The movie is OK, if you don't know much about finance. However, if you do happen to know a little bit about how markets actually work, you'll be cringing all the way through.
The basic plot: Clooney is a TV star (a la Cramer) who runs a stock picking show. Roberts is his producer. At some point Clooney had recommended a stock (in an evil corporation called IBIS) and said it was as safe as a savings account (sound familiar?). Some guy looses his savings in this stock and comes to the studio and takes Clooney hostage. Drama ensues until there is a showdown with the evil corp CEO who admits defrauding the stockholders. The hapless investor gets shot by the the police, and Clooney suffers a bad bout of Stockholm Syndrome.
Here's what drove me crazy.
Apparently the evil CEO had manipulated his stock price (no explanation of how) so that it crashed and lost $800 million of investors money. He then took this money and bribed a South African union to strike at a mine in South Africa. With the strike underway, he ploughed his $800 million into this mining stock. His brilliant plan was to call off the strike and cash in when the stock went up in price.
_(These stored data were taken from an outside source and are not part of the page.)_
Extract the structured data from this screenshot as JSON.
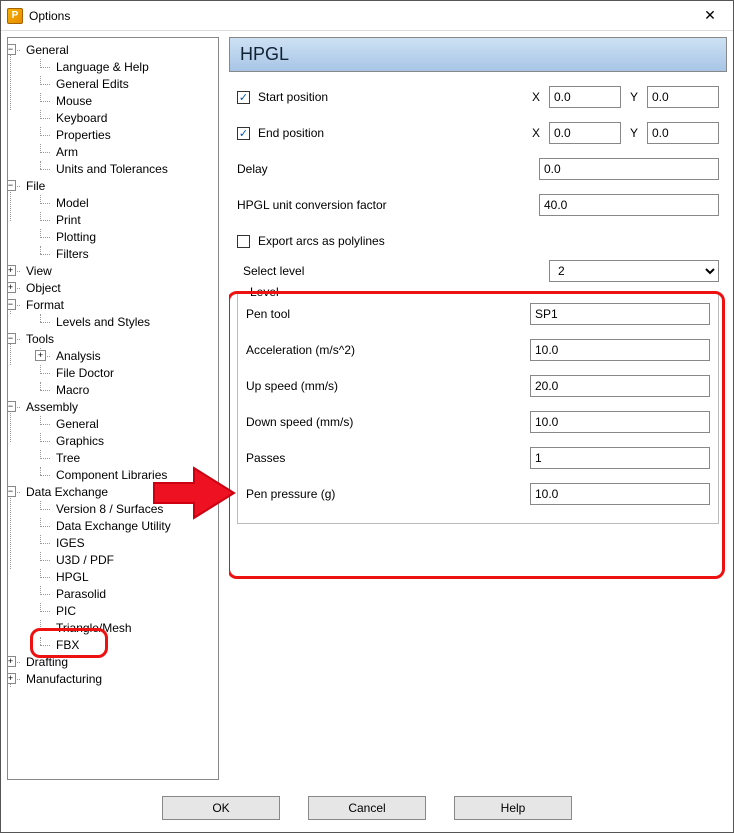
{
  "window": {
    "title": "Options"
  },
  "tree": {
    "general": {
      "label": "General",
      "children": {
        "lang": "Language & Help",
        "edits": "General Edits",
        "mouse": "Mouse",
        "keyboard": "Keyboard",
        "props": "Properties",
        "arm": "Arm",
        "units": "Units and Tolerances"
      }
    },
    "file": {
      "label": "File",
      "children": {
        "model": "Model",
        "print": "Print",
        "plotting": "Plotting",
        "filters": "Filters"
      }
    },
    "view": {
      "label": "View"
    },
    "object": {
      "label": "Object"
    },
    "format": {
      "label": "Format",
      "children": {
        "levels": "Levels and Styles"
      }
    },
    "tools": {
      "label": "Tools",
      "children": {
        "analysis": "Analysis",
        "filedoctor": "File Doctor",
        "macro": "Macro"
      }
    },
    "assembly": {
      "label": "Assembly",
      "children": {
        "general": "General",
        "graphics": "Graphics",
        "tree": "Tree",
        "complib": "Component Libraries"
      }
    },
    "datax": {
      "label": "Data Exchange",
      "children": {
        "v8": "Version 8 / Surfaces",
        "dxu": "Data Exchange Utility",
        "iges": "IGES",
        "u3d": "U3D / PDF",
        "hpgl": "HPGL",
        "parasolid": "Parasolid",
        "pic": "PIC",
        "trimesh": "Triangle/Mesh",
        "fbx": "FBX"
      }
    },
    "drafting": {
      "label": "Drafting"
    },
    "manufacturing": {
      "label": "Manufacturing"
    }
  },
  "panel": {
    "title": "HPGL",
    "start_position": {
      "label": "Start position",
      "checked": true,
      "x": "0.0",
      "y": "0.0"
    },
    "end_position": {
      "label": "End position",
      "checked": true,
      "x": "0.0",
      "y": "0.0"
    },
    "xy": {
      "xlabel": "X",
      "ylabel": "Y"
    },
    "delay": {
      "label": "Delay",
      "value": "0.0"
    },
    "conv": {
      "label": "HPGL unit conversion factor",
      "value": "40.0"
    },
    "export_arcs": {
      "label": "Export arcs as polylines",
      "checked": false
    },
    "select_level": {
      "label": "Select level",
      "value": "2"
    },
    "level_group": {
      "legend": "Level",
      "pen_tool": {
        "label": "Pen tool",
        "value": "SP1"
      },
      "accel": {
        "label": "Acceleration (m/s^2)",
        "value": "10.0"
      },
      "up": {
        "label": "Up speed (mm/s)",
        "value": "20.0"
      },
      "down": {
        "label": "Down speed (mm/s)",
        "value": "10.0"
      },
      "passes": {
        "label": "Passes",
        "value": "1"
      },
      "pressure": {
        "label": "Pen pressure (g)",
        "value": "10.0"
      }
    }
  },
  "buttons": {
    "ok": "OK",
    "cancel": "Cancel",
    "help": "Help"
  },
  "glyphs": {
    "check": "✓",
    "minus": "−",
    "plus": "+"
  }
}
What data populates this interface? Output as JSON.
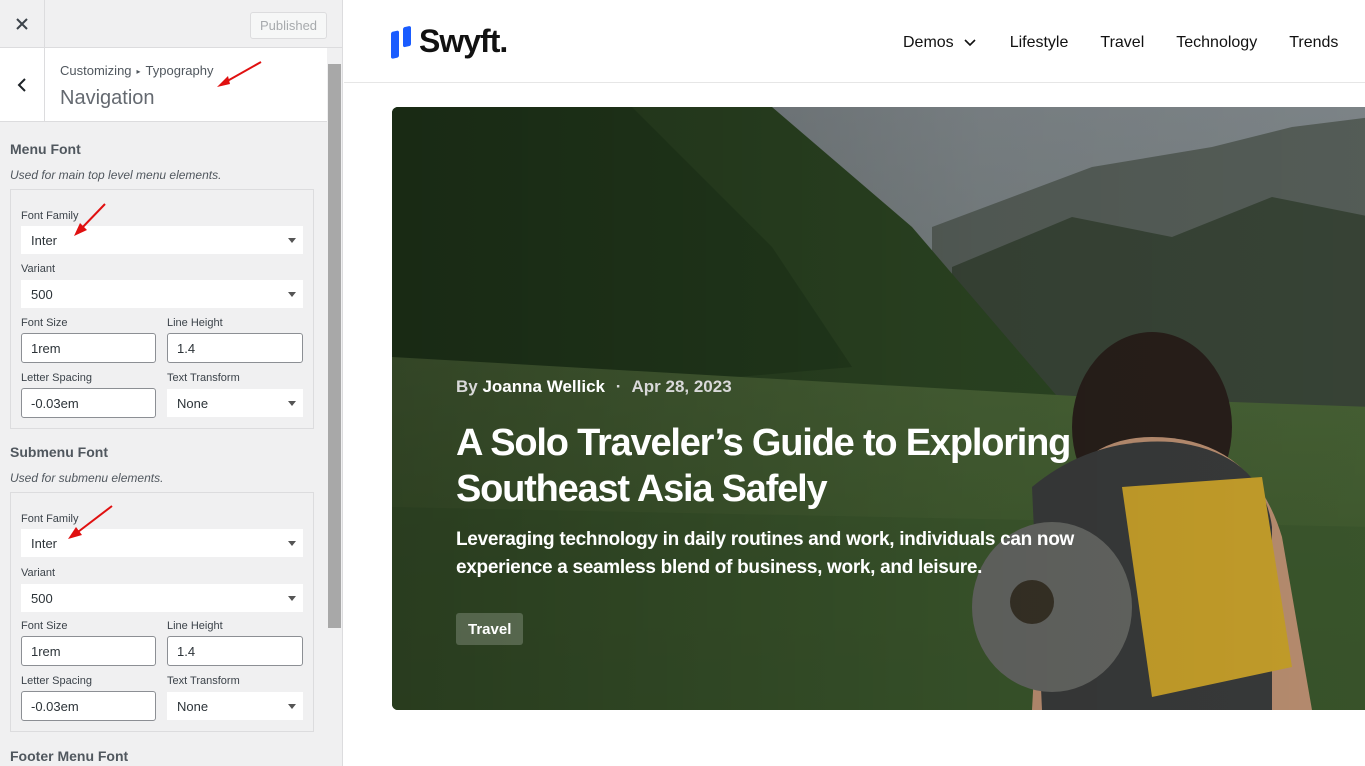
{
  "topbar": {
    "publish_label": "Published"
  },
  "section": {
    "breadcrumb_root": "Customizing",
    "breadcrumb_parent": "Typography",
    "title": "Navigation"
  },
  "menu_font": {
    "title": "Menu Font",
    "description": "Used for main top level menu elements.",
    "font_family_label": "Font Family",
    "font_family": "Inter",
    "variant_label": "Variant",
    "variant": "500",
    "font_size_label": "Font Size",
    "font_size": "1rem",
    "line_height_label": "Line Height",
    "line_height": "1.4",
    "letter_spacing_label": "Letter Spacing",
    "letter_spacing": "-0.03em",
    "text_transform_label": "Text Transform",
    "text_transform": "None"
  },
  "submenu_font": {
    "title": "Submenu Font",
    "description": "Used for submenu elements.",
    "font_family_label": "Font Family",
    "font_family": "Inter",
    "variant_label": "Variant",
    "variant": "500",
    "font_size_label": "Font Size",
    "font_size": "1rem",
    "line_height_label": "Line Height",
    "line_height": "1.4",
    "letter_spacing_label": "Letter Spacing",
    "letter_spacing": "-0.03em",
    "text_transform_label": "Text Transform",
    "text_transform": "None"
  },
  "footer_menu_font": {
    "title": "Footer Menu Font"
  },
  "site": {
    "logo_text": "Swyft.",
    "nav": [
      "Demos",
      "Lifestyle",
      "Travel",
      "Technology",
      "Trends"
    ],
    "brand_color": "#1a5cff"
  },
  "hero": {
    "by": "By",
    "author": "Joanna Wellick",
    "date": "Apr 28, 2023",
    "title": "A Solo Traveler’s Guide to Exploring Southeast Asia Safely",
    "excerpt": "Leveraging technology in daily routines and work, individuals can now experience a seamless blend of business, work, and leisure.",
    "tag": "Travel"
  }
}
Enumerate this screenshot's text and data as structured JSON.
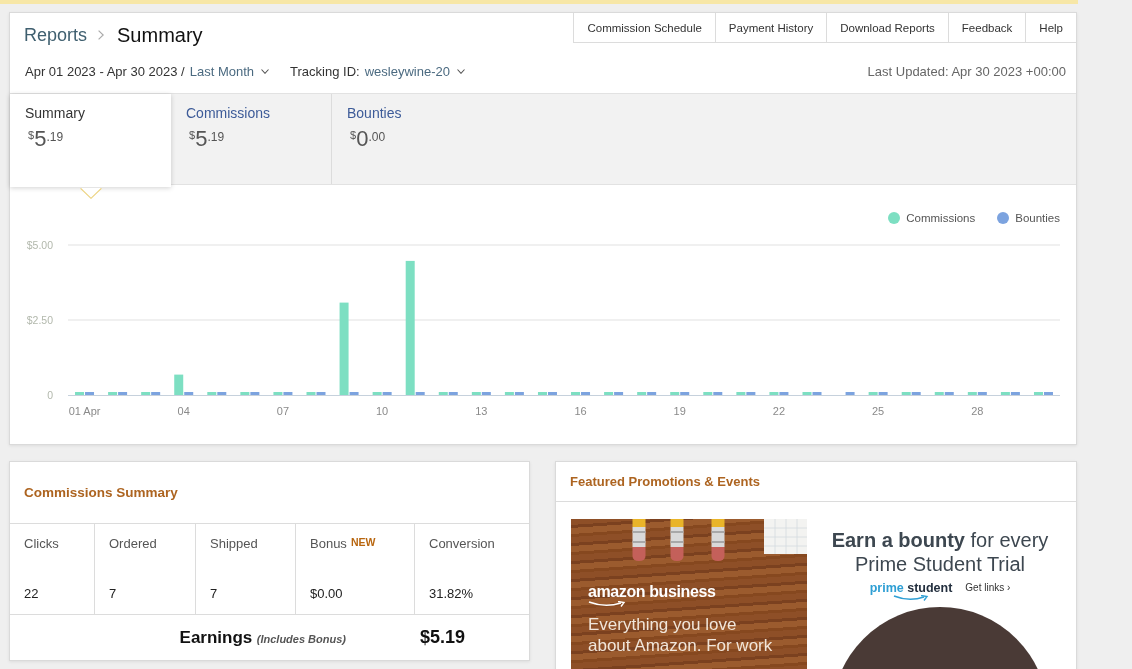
{
  "breadcrumb": {
    "parent": "Reports",
    "current": "Summary"
  },
  "nav_links": [
    "Commission Schedule",
    "Payment History",
    "Download Reports",
    "Feedback",
    "Help"
  ],
  "filters": {
    "date_range": "Apr 01 2023 - Apr 30 2023 /",
    "period": "Last Month",
    "tracking_label": "Tracking ID:",
    "tracking_id": "wesleywine-20"
  },
  "last_updated": "Last Updated: Apr 30 2023 +00:00",
  "summary_tabs": [
    {
      "label": "Summary",
      "currency": "$",
      "whole": "5",
      "cents": ".19",
      "selected": true
    },
    {
      "label": "Commissions",
      "currency": "$",
      "whole": "5",
      "cents": ".19",
      "selected": false
    },
    {
      "label": "Bounties",
      "currency": "$",
      "whole": "0",
      "cents": ".00",
      "selected": false
    }
  ],
  "chart": {
    "chart_data": {
      "type": "bar",
      "x": [
        1,
        2,
        3,
        4,
        5,
        6,
        7,
        8,
        9,
        10,
        11,
        12,
        13,
        14,
        15,
        16,
        17,
        18,
        19,
        20,
        21,
        22,
        23,
        24,
        25,
        26,
        27,
        28,
        29,
        30
      ],
      "series": [
        {
          "name": "Commissions",
          "color": "#7ddfc2",
          "values": [
            0,
            0,
            0,
            0.68,
            0,
            0,
            0,
            0,
            3.08,
            0,
            4.47,
            0,
            0,
            0,
            0,
            0,
            0,
            0,
            0,
            0,
            0,
            0,
            0,
            null,
            0,
            0,
            0,
            0,
            0,
            0
          ]
        },
        {
          "name": "Bounties",
          "color": "#7ca3df",
          "values": [
            0,
            0,
            0,
            0,
            0,
            0,
            0,
            0,
            0,
            0,
            0,
            0,
            0,
            0,
            0,
            0,
            0,
            0,
            0,
            0,
            0,
            0,
            0,
            0,
            0,
            0,
            0,
            0,
            0,
            0
          ]
        }
      ],
      "xlim": [
        0.5,
        30.5
      ],
      "ylim": [
        0,
        5
      ],
      "yticks": [
        0,
        {
          "value": 2.5,
          "label": "$2.50"
        },
        {
          "value": 5,
          "label": "$5.00"
        }
      ],
      "xticks": [
        {
          "value": 1,
          "label": "01 Apr"
        },
        {
          "value": 4,
          "label": "04"
        },
        {
          "value": 7,
          "label": "07"
        },
        {
          "value": 10,
          "label": "10"
        },
        {
          "value": 13,
          "label": "13"
        },
        {
          "value": 16,
          "label": "16"
        },
        {
          "value": 19,
          "label": "19"
        },
        {
          "value": 22,
          "label": "22"
        },
        {
          "value": 25,
          "label": "25"
        },
        {
          "value": 28,
          "label": "28"
        }
      ]
    }
  },
  "commissions_summary": {
    "title": "Commissions Summary",
    "columns": [
      {
        "label": "Clicks",
        "value": "22"
      },
      {
        "label": "Ordered",
        "value": "7"
      },
      {
        "label": "Shipped",
        "value": "7"
      },
      {
        "label": "Bonus",
        "badge": "NEW",
        "value": "$0.00"
      },
      {
        "label": "Conversion",
        "value": "31.82%"
      }
    ],
    "earnings_label": "**Earnings** *(Includes Bonus)*",
    "earnings_value": "$5.19"
  },
  "promotions": {
    "title": "Featured Promotions & Events",
    "banners": [
      {
        "kind": "business",
        "brand": "amazon business",
        "tagline_lines": [
          "Everything you love",
          "about Amazon. For work"
        ]
      },
      {
        "kind": "student",
        "headline_lines": [
          "**Earn a bounty** for every",
          "Prime Student Trial"
        ],
        "brand_accent": "prime",
        "brand": "student",
        "link": "Get links ›"
      }
    ]
  }
}
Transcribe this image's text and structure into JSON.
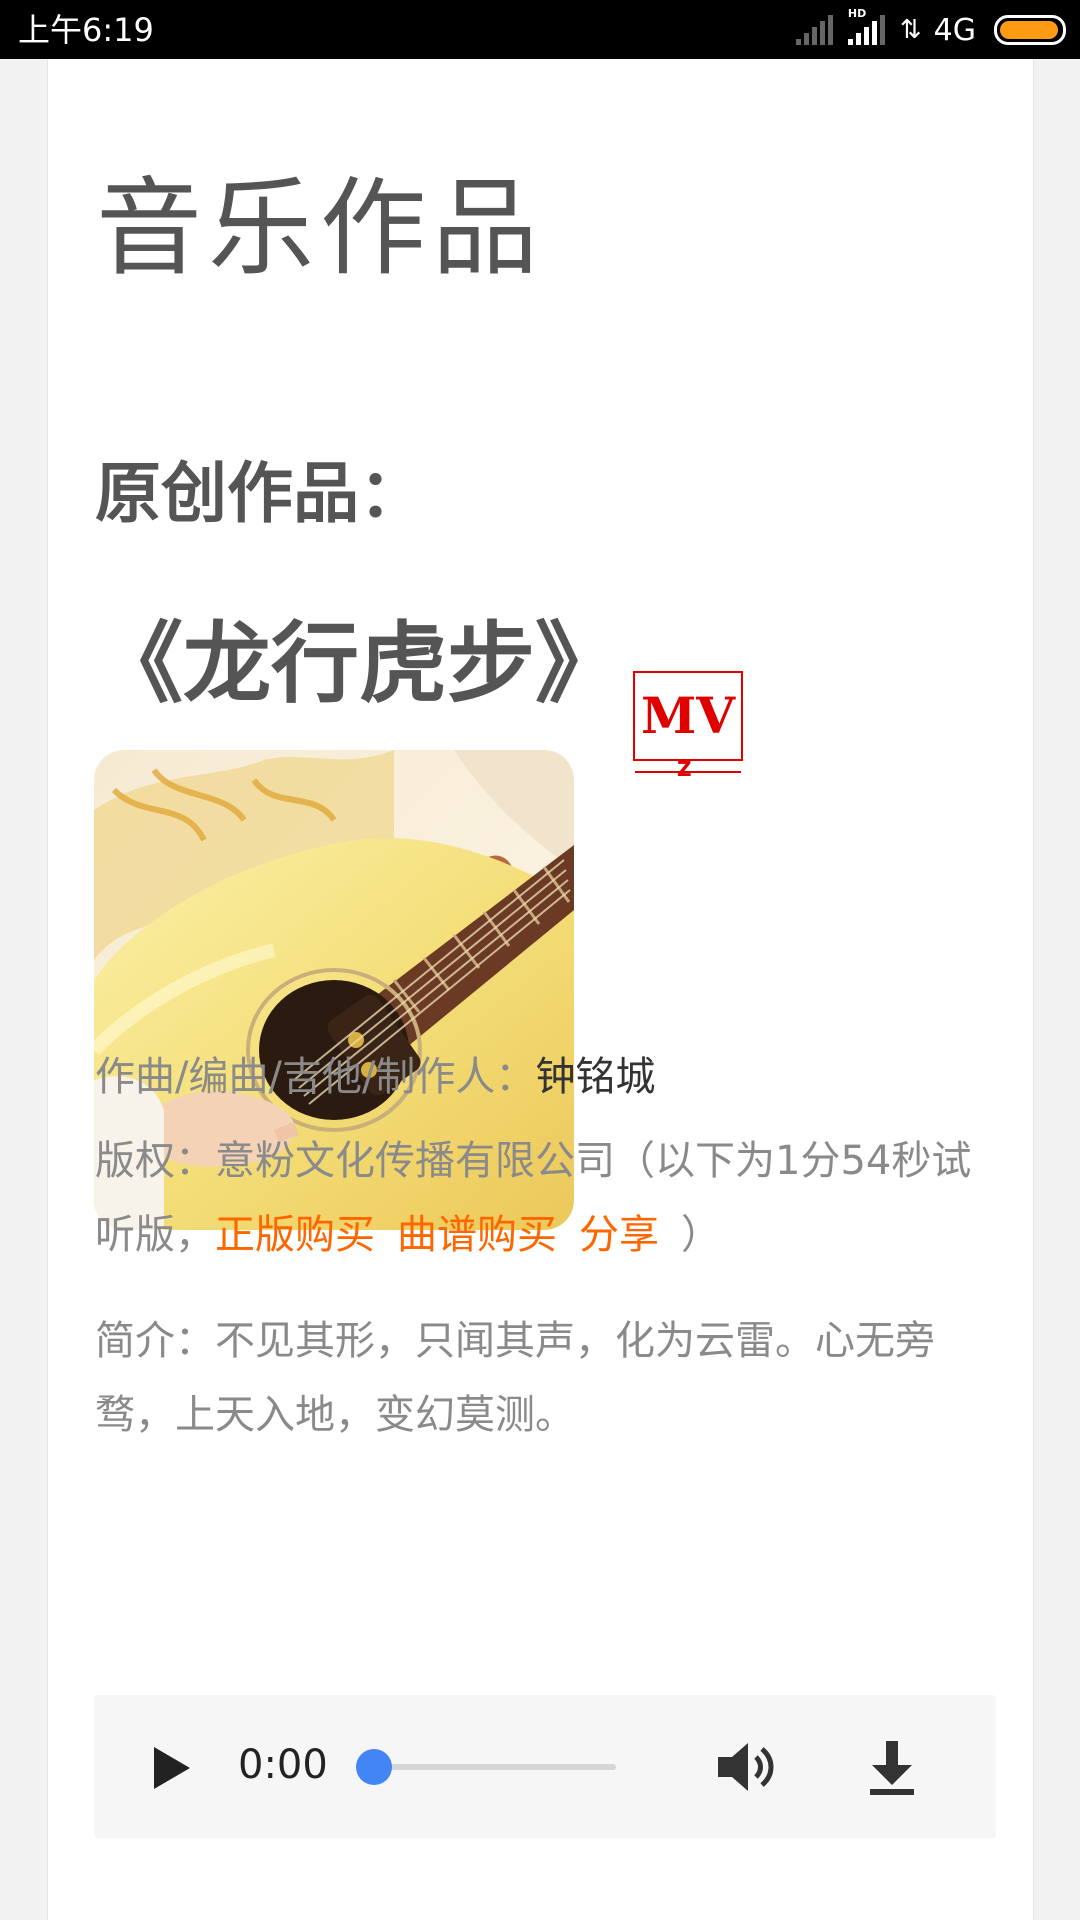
{
  "status_bar": {
    "time": "上午6:19",
    "hd_label": "HD",
    "network": "4G",
    "battery_color": "#ff9a14"
  },
  "page": {
    "title": "音乐作品",
    "section_heading": "原创作品：",
    "song_title": "《龙行虎步》",
    "mv_label": "MV",
    "credits": {
      "label": "作曲/编曲/吉他/制作人：",
      "value": "钟铭城"
    },
    "copyright": {
      "prefix": "版权：意粉文化传播有限公司（以下为1分54秒试听版，",
      "links": [
        "正版购买",
        "曲谱购买",
        "分享"
      ],
      "suffix": "）"
    },
    "intro": "简介：不见其形，只闻其声，化为云雷。心无旁骛，上天入地，变幻莫测。"
  },
  "player": {
    "time": "0:00",
    "progress": 0,
    "accent_color": "#4285f4",
    "icons": [
      "play-icon",
      "volume-icon",
      "download-icon"
    ]
  },
  "colors": {
    "link": "#ff6600",
    "mv_red": "#e00000",
    "title_gray": "#555555"
  }
}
What is so stupid about this, is how on earth the CEO was able to extract the $800 million due to the decline of IBIS corp's stock? All I can think of was that he must have shorted the stock and then announced some very bad news. But such an action would have been such a blatant case of insider trading that the Feds would have been all over it. And anyway, there was no mention of the CEO saying anything. In the movie the price crash is a mystery to the media and to folks at IBIS.
In reality, the writers of the movie clearly don't understand what happens when a stock price falls. They seem to think that the reduction in value must have wound up in someone's pocket. And of course, who else but an evil CEO. To make a movie about finance and not understand the basic premise of the stock market really boggles the mind.
What's even more confusing was that IBIS corp apparently hires its own "quants" to run HFT trading strategies on its own stock. Why? Are they buying on IBIS corp's account? Is this some sort of repurchase program? I just don't get it. But the kicker is that the HFT guys hardly trade at all on the day of the IBIS corp stock crash. To quote the movie: "it has someones fingers all over it".
One more stupid thing:
They send a producer to the SEC to find out what is going on. He comes back with a piece of paper that says that the volume was down 80% on the crash day. Umm, you don't need to go to the SEC to find that stuff out. Try yahoo finance instead.
So unless you really like Clooney and Roberts, give this one a miss. Watch "the big short" instead.